RE: Time-based archive subdivision

From: Tom von Alten <>
Date: Fri, 22 Oct 1999 09:11:59 -0600
Message-ID: <005101bf1c9f$c9b19720$>

Thanks to Peter, Paul and Kent for the reponses. (Hmm, do we have a new musical group there?)

Kent, you're exactly right that there are two issues here -- how to generated subdivided archives as we go, and my particular implementation issue of how to subdivide existing archives.

For the latter, it involves our local enhanced variant of v1.02 that has been handling attachments.

Regarding Peter's question, I think I can list several different issues, not all of which are addressed by simply paring down what's shown in "current" indexes.
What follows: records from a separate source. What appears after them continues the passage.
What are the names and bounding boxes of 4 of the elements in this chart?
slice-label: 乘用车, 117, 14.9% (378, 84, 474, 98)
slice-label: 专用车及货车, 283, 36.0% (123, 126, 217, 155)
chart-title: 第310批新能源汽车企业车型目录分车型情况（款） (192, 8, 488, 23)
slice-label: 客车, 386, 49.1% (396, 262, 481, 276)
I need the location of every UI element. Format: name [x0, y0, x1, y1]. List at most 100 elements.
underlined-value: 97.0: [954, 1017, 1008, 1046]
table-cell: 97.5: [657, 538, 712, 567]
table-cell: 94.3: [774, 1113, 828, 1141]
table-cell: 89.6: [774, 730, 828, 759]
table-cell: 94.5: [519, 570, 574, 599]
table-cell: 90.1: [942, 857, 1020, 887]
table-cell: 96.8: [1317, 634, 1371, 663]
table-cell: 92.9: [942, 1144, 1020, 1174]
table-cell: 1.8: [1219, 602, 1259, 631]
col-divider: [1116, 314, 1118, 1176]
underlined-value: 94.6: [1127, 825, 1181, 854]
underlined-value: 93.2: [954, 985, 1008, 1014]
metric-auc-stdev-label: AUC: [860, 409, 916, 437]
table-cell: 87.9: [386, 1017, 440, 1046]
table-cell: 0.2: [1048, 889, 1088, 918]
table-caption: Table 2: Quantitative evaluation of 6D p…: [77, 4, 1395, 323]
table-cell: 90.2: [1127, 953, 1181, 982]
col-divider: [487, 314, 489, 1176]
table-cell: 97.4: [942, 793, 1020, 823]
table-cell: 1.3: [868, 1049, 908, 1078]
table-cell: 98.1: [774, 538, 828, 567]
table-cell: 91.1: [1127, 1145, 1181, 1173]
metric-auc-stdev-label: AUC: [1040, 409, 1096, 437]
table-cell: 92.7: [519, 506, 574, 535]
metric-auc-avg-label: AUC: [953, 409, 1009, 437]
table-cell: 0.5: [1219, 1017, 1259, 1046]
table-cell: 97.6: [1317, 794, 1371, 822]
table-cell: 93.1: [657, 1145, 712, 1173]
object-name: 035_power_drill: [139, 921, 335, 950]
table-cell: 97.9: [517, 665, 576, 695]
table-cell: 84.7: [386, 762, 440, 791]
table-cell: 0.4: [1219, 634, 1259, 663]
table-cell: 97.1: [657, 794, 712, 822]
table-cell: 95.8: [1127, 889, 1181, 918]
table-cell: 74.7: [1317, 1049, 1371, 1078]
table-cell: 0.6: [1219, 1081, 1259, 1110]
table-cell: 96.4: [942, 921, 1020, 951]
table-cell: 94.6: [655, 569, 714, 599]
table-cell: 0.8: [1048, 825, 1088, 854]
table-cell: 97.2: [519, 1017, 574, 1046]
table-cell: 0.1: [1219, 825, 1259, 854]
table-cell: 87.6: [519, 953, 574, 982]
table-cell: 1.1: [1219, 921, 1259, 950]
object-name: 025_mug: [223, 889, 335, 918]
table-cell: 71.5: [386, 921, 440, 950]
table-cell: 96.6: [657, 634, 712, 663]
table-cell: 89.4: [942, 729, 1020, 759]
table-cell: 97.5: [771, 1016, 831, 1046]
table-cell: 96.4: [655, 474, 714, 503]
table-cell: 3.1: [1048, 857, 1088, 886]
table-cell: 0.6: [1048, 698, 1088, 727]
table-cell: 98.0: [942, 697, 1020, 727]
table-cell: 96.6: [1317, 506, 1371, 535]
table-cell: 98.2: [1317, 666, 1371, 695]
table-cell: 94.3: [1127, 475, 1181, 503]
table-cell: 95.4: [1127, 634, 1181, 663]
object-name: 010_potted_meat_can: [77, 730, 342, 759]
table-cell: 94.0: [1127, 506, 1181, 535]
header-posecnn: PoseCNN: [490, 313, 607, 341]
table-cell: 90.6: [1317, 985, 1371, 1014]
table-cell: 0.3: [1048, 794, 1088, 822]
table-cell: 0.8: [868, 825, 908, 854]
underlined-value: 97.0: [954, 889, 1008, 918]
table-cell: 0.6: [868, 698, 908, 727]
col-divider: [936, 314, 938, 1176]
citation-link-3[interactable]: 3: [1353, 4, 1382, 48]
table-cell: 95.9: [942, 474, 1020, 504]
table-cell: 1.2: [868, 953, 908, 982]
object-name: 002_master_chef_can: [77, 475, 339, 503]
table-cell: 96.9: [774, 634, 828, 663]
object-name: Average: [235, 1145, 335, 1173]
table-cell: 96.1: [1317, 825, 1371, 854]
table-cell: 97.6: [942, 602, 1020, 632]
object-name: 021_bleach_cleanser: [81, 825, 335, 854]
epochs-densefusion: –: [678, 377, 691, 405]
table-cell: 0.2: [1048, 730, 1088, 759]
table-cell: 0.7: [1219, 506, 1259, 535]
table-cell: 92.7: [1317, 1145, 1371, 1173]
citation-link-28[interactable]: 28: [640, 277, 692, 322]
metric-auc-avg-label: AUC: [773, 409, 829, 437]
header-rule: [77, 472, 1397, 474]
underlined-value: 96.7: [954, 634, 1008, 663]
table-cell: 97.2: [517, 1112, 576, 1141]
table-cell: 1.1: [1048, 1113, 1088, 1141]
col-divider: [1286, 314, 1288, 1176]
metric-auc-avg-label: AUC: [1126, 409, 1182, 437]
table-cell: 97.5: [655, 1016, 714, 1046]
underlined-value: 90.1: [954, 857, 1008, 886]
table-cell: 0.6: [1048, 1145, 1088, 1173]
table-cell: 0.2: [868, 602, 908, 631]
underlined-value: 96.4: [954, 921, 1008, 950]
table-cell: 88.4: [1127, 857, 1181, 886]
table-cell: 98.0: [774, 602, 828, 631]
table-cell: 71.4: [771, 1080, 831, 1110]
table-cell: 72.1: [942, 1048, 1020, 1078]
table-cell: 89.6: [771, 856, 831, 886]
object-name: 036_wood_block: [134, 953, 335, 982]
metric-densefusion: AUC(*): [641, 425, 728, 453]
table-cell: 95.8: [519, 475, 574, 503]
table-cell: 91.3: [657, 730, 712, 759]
  1. The size of the index page makes it slow to serve, transmit and view. (Recalling the slow performance of big tables that I've seen in some browsers reminds me that using a table-based layout may make this worse.)
  2. The time it takes hypermail to process a new article increases geometrically with the number of articles in the archive. This may not be an issue with v2, I don't know. (It may not even be *true* with v2, but it seems likely that it is.) All my really big archives are using our local v1+. I'll see if I can come up with a realistic way to "overpopulate" my test archive and see if v2 will care about this. If v2 is sufficiently fast and effective (or robust against intermittent overloading), then subdivided indexes will solve more of the overall concern.
  3. I need a reasonable method to let messages expire, or to delete (or "inactivate" -- I'd use the term "archive" if it weren't overloaded here) messages that are no longer of interest.
  4. In general, more recent information is of greater interest than "old" information; hierarchical indexing allows more useful organization based on how likely it is the information will be required.

Finally, Peter wrote:
> There are still some performance reasons to want to break up large
> directories, but I suspect it will be a while before anyone implements
> a clean way to do that.

Yeah, I'm not quite running into size-of-directory problems, per se. Any subdivision (or other management) approach that involves saving incoming messages intact increases the overall filesystem load, although presumably one can put the mboxes in separate directories if that's an issue.

There is one other problem that no one's raised - the "m10k" problem inherent in the NNNN.html filenaming scheme. My guess is all the other reasons to subdivide will come into play before our installation runs into that one, but ymmv.

I do see that a lot of archive management issues are simplified by saving all the incoming messages intact. I wish we'd taken that approach three years ago. :-/ Maybe we'll start better late than never.

_____________ Hewlett-Packard Computer Peripherals Bristol Tom von Alten

          This posting is for informational purposes only.
          It is not a statement of the Hewlett-Packard Co.